On the other hand, exhibits are only fully realized when they are being used. So museum operations and organizational culture, from staffing to risk tolerance, are a necessary part of the exhibit design conversation. In that model, although the physical space of the museum is a design problem, educational questions are at the center of any solution.
Yet the traditional organizational chart for a children’s museum distinguishes between exhibits (the physical environment) and education (strategies for delivering on visitor outcome goals). Recently, we have seen a surge in Visitor Experience Departments that create an umbrella, bringing design and learning together into a single conversation. We wondered how many Visitor Experience departments there are in children’s museums, and whether the balance has tipped in favor of this new model.
From the data we collected, it looks like the traditional chart in which an Education and an Exhibit Department work side-by-side is still the most common. 33 Museums in our survey have both of these departments. In comparison, only 26 museums in our survey have Visitor Experience departments.
Moreover, it appears that some museums have kept their Education and Exhibit departments while adding a Visitor Experience department.

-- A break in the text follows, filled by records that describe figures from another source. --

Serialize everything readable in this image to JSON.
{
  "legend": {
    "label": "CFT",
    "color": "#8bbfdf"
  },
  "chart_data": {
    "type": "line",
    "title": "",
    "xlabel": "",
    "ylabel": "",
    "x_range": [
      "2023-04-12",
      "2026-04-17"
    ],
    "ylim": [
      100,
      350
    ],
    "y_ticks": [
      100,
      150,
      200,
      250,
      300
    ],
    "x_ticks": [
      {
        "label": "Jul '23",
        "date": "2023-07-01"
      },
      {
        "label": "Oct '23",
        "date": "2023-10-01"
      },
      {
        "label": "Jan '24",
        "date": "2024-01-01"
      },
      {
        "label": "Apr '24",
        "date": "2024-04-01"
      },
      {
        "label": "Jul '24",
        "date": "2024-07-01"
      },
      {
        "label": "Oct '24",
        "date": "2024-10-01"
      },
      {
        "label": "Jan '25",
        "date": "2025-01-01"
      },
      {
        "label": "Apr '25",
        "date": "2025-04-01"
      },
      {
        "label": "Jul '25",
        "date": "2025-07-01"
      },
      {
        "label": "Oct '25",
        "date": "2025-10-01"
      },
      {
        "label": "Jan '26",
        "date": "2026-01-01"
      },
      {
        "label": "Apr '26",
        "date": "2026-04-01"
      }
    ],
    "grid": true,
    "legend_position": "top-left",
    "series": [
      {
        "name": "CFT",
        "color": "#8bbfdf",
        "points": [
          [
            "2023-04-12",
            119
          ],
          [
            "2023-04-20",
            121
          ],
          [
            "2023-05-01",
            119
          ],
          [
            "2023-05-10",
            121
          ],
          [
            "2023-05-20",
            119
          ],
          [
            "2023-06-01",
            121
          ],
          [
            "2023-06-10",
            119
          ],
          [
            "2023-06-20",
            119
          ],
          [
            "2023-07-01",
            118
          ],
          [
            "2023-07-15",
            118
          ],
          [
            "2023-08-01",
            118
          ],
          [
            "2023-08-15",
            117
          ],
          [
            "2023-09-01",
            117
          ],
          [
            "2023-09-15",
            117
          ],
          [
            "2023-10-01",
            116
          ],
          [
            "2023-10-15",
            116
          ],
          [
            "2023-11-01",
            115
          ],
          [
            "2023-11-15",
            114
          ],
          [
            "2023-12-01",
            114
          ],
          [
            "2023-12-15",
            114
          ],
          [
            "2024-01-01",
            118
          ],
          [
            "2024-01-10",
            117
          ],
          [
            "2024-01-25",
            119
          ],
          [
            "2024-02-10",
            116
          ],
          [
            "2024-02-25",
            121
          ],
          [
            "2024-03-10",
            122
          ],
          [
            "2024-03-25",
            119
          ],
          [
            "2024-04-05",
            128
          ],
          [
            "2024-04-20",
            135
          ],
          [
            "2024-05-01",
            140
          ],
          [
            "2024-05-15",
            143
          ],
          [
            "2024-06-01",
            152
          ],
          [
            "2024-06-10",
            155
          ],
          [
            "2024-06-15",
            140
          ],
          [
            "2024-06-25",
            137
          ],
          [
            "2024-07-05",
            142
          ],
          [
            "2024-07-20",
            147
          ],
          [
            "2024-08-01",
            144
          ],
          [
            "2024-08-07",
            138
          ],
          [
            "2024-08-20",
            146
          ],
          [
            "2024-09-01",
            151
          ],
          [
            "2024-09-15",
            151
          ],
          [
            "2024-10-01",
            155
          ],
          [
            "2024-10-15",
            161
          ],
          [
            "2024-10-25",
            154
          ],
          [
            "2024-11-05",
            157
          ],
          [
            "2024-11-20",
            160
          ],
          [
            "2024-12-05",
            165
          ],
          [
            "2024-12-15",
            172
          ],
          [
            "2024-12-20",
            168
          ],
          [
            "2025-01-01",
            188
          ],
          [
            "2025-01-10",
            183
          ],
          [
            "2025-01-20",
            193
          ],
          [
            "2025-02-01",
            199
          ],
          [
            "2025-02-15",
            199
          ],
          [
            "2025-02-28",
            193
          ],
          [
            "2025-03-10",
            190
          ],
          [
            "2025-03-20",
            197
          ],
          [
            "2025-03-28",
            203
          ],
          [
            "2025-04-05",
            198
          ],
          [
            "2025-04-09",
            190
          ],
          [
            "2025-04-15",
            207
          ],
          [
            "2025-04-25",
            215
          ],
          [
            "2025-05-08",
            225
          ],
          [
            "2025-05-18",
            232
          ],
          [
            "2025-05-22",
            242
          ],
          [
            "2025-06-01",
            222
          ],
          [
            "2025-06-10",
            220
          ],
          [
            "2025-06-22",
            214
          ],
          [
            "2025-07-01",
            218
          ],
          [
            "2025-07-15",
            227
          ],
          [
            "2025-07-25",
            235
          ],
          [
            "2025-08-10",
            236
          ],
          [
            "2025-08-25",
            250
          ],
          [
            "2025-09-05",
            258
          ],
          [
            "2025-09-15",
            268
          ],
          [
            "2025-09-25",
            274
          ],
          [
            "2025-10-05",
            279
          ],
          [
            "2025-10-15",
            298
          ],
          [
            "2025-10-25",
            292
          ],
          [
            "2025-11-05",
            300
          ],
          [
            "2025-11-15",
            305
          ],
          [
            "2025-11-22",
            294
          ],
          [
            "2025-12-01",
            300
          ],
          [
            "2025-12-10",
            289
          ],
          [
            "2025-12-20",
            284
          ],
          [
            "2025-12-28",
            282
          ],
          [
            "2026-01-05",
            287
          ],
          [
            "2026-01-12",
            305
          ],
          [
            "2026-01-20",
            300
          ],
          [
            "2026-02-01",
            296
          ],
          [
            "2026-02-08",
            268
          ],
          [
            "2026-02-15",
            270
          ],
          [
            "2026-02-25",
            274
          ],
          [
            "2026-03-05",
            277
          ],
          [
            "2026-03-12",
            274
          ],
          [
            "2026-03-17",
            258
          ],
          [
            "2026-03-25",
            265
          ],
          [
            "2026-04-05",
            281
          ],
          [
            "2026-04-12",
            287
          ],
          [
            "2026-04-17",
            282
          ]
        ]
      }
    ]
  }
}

Retaining Education and Exhibits under Visitor Experiences seems to contradict this approach, and suggests that those two departments are still both delivering discrete services to the museum’s audience. I am curious how that structure functions, and why it was selected in those cases. What role does the Visitor Experience department play when Education and Exhibits both continue to exist as well? And to what extent do the Exhibit and Education departments in fact merge their efforts into a single visitor experience?
Another question that we asked was whether children’s museums have Collections Management departments. Some children’s museums are collecting institutions –think of the Brooklyn Children’s Museum, Boston Children’s Museum, and Please Touch, for example. Nonetheless I was surprised to see that 7 of the museums in our survey have Collections Management departments. This is a small number, but larger than I expected. It suggests that collecting may be more widespread than I realized, and that it is not limited to larger, older institutions.